The iNNOVATE study evaluated the association
of Ibrutinib + Rituximab vs. Placebo + Rituximab both in naive and relapsed
patients. The 30 months-PFS was 82% vs. 28% respectively with a 30 months OS of
94% vs. 92%. Major responses were obtained in patients with MyD 88 L265P
mutation despite the mutation status of CXCR4. Surprisingly in the
placebo-Rituximab group, a higher rate of responses were identified in patients
with CXCR4 mutation, highlighting again how the prognosis is not affected in
this subset of patients but the response to ibrutinib [21].

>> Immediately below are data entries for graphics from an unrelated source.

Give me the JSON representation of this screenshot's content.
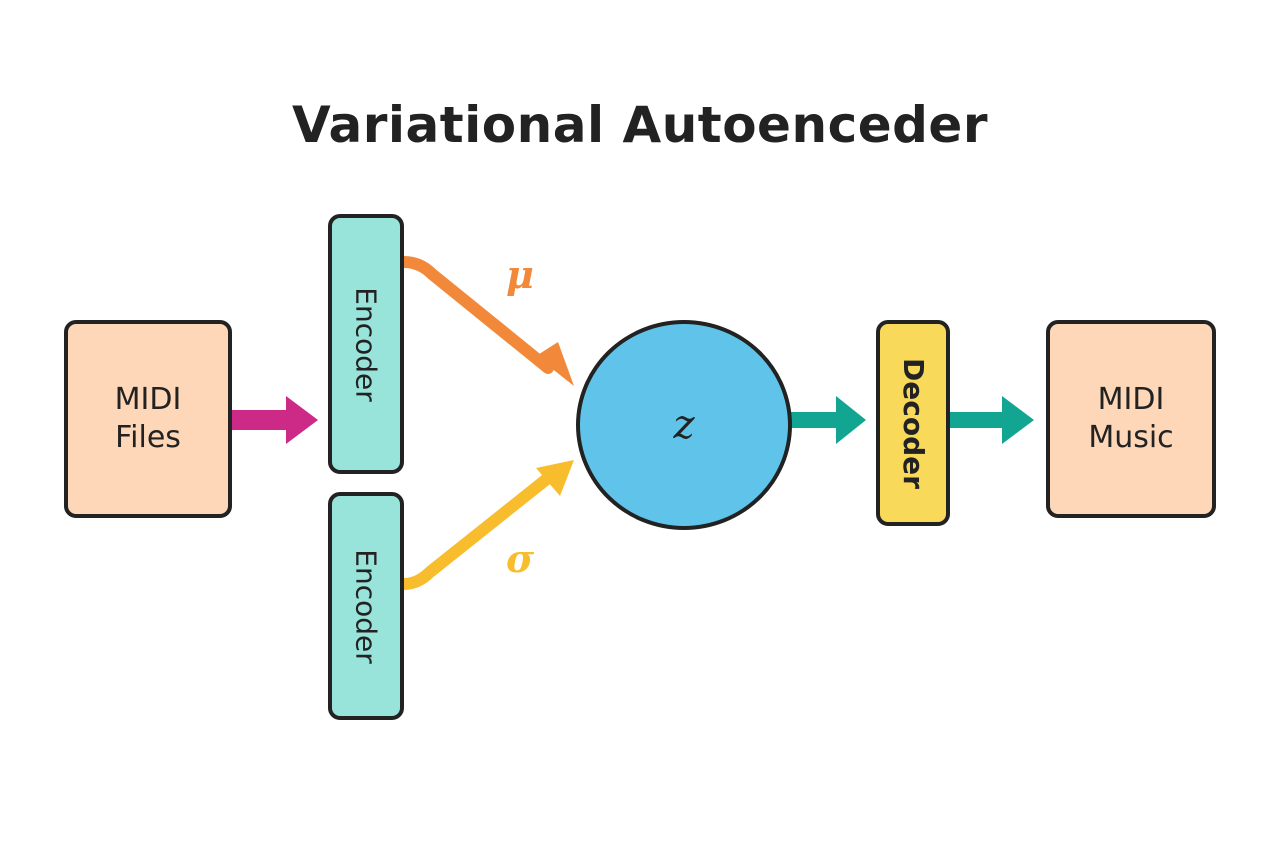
{
  "title": "Variational Autoenceder",
  "input": {
    "label": "MIDI\nFiles"
  },
  "encoder_top": {
    "label": "Encoder"
  },
  "encoder_bottom": {
    "label": "Encoder"
  },
  "mu": {
    "label": "μ"
  },
  "sigma": {
    "label": "σ"
  },
  "latent": {
    "label": "z"
  },
  "decoder": {
    "label": "Decoder"
  },
  "output": {
    "label": "MIDI\nMusic"
  },
  "colors": {
    "io_fill": "#fdd7b8",
    "encoder_fill": "#98e3da",
    "decoder_fill": "#f8d95a",
    "latent_fill": "#60c4ea",
    "input_arrow": "#cc2a86",
    "mu_arrow": "#f2893a",
    "sigma_arrow": "#f8bd2c",
    "output_arrow": "#12a692",
    "outline": "#222222"
  }
}
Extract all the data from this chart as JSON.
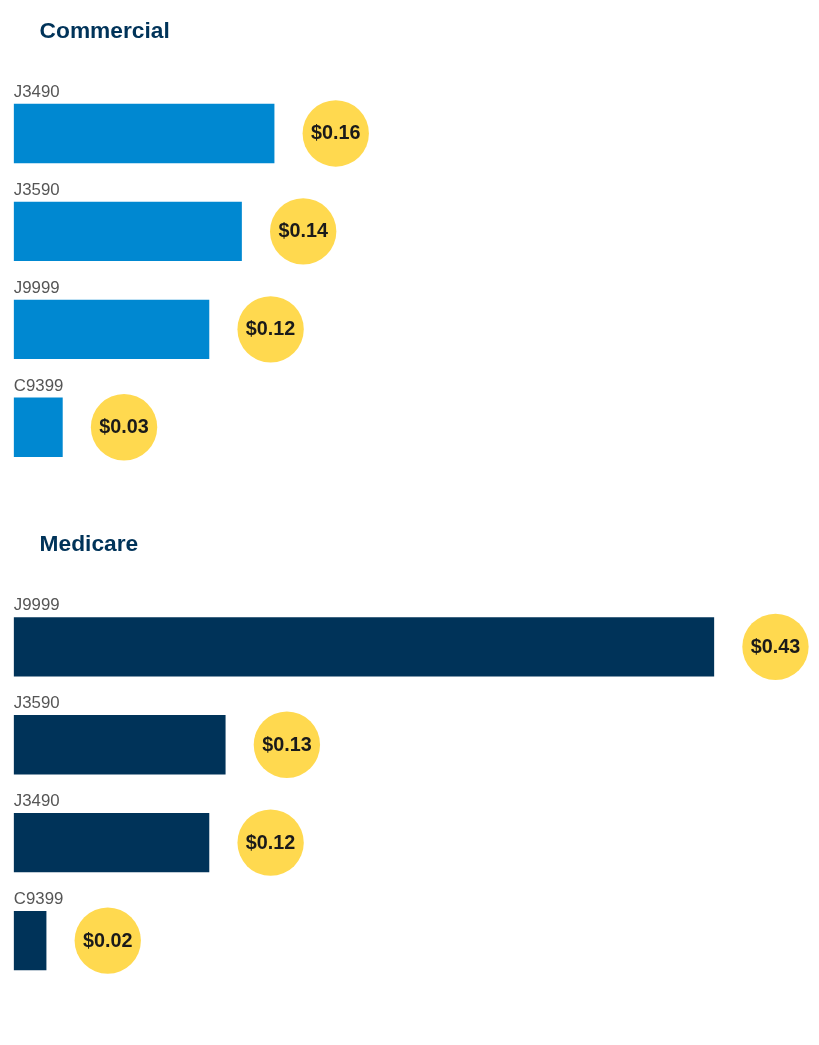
{
  "chart_data": [
    {
      "type": "bar",
      "orientation": "horizontal",
      "title": "Commercial",
      "categories": [
        "J3490",
        "J3590",
        "J9999",
        "C9399"
      ],
      "values": [
        0.16,
        0.14,
        0.12,
        0.03
      ],
      "value_labels": [
        "$0.16",
        "$0.14",
        "$0.12",
        "$0.03"
      ],
      "color": "#0088d1",
      "tick_labels": "y"
    },
    {
      "type": "bar",
      "orientation": "horizontal",
      "title": "Medicare",
      "categories": [
        "J9999",
        "J3590",
        "J3490",
        "C9399"
      ],
      "values": [
        0.43,
        0.13,
        0.12,
        0.02
      ],
      "value_labels": [
        "$0.43",
        "$0.13",
        "$0.12",
        "$0.02"
      ],
      "color": "#003359",
      "tick_labels": "y"
    }
  ]
}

In a future scenario, BCL2 inhibitors will be
a part of the drugs inventory available to treat WM. In preclinical studies,
Venetoclax proved to be an inducer of apoptosis and enhancer of BTK inhibitors
activity independently from the status mutation of CXCR4, thus overcoming
ibrutinib resistance which may be related to increased BCL-2 levels [22,23].
Several studies evaluated stem cell
transplantation (SCT) in WM, both in relapsed/refractory patients and in
patients gaining response after 1st line treatment.
Regarding autologous SCT, data available
agree on the efficacy and feasibility as a first line therapy after debulking
treatment with 5 years OS of 63% and very minimal transplant related mortality
(TRM) and a longer time to next treatment [24-27].
As far as allogeneic SCT, despite the reduced
conditioning regimen, a better management of GVHD and the proved GVWM effect
might make it more attractive, it remains reserved to a very little group of
relapsed/refractory WM patients with poor prognosis since the higher TRM, until
30% [24].
CONCLUSION
Recent advancement on WM pathogenesis made
possible the chance to increase drugs’ arsenal available for therapy.
Accordingly, new therapies such as BTK-inhibitors proved to be effective in WM
and nowadays, several studies and trials are ongoing about combination regimens
disclosing the future scenario of BCL2 inhibitors and AKT inhibitors which
might put on the background stem cell transplantation.